# FTP Server und FTP Client Tool

## RealGeizt

hi

ich suche ein gutes FTP Server und ein gutes FTP Client Tool.

diese sollten einfach zu bedienen sein.

Welches Programm könnt ihr mir für ein FTP Server Tool und ein Client Tool empfehlen?

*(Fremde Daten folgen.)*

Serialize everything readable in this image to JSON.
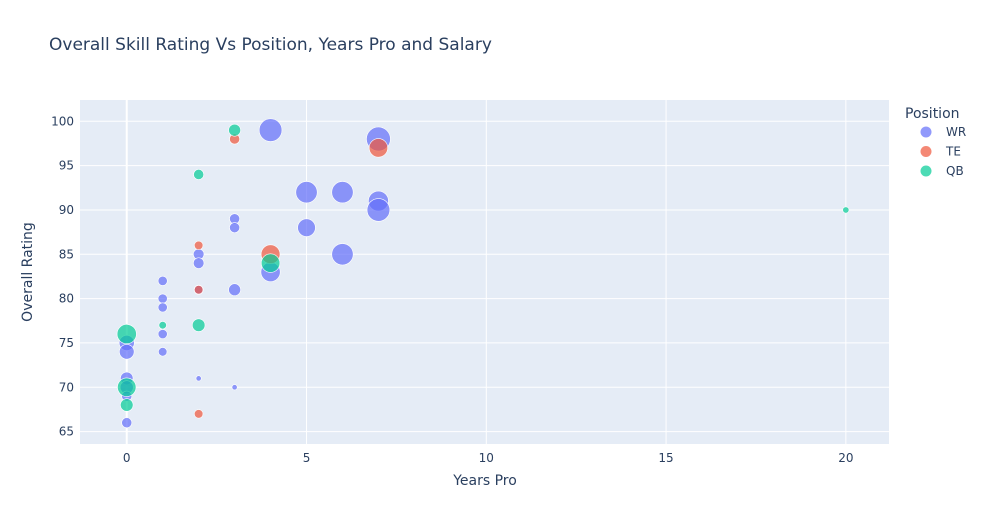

merci schon mal im vorraus für eure Empfehlungen der 2 Tools.

RealGeizt

----------

## Master_Of_Disaster

Bin recht zufrieden mit ProFTPD (Server) und FTPCube (Client)

----------

## flavour

Client: gFTP

Ich finds geil.

----------

## sputnik1969

proftpd und als CLient für die Konsole: ncftp

----------

## blad0r

ich wuerd dir openftpd emfehlen wenn du dich etwas besser mit den konfigurationen auskennst. ansonsten stimme ich proftpd zu weil den kannste sehr einfach unter webmin zum beispiel konfigurieren.

client: gftp

----------

## RealGeizt

merci für eure empfehlungen.

werde mal proftpd und gftp testen.

mfg RealGeizt

----------

## Camoes

ich würde ja zu pure-ftp raten, hat weit weniger sicherheitslücken in der vergangenheit gehabt als proftp (siehe z.B. neuesten gentoo-gwn)

----------

## mb

hallo *,

handheb für pure-ftpd.... leider gibt es keinen ftp client aka flashfxp, iglooftp (pro) ist imho noch mit der beste.. leider nicht kostenlos...   :Confused: 

#mb

----------

## bernd

Ja, ich würde auch sagen pure-ftpd ist das was du suchst. Er ist sicher uns sehr einfach zu konfigurieren.

client: gftp

Gruß,

Bernd

----------

## MasterOfMagic

pureftp und als client reicht mir der stinknormale consolen-ftp-client.

mfg

masterofmagic

----------

## Sandlord

Wenn du mehrere User bedienen willst die du nicht als systemweite user Anlegen möchtest empfehle ich dir glftpd. Der hat den vorteil, das der in erner chroot umgebung läuft und dein System so vor ftp hackern sicher ist.

Leider ist der noch nicht im Portage Tree ...

http://www.glftpd.net/

Gruss,

Sandlord

----------

## Camoes

naja chrooten sollten wohl die meisten ftps können   :Shocked: 

----------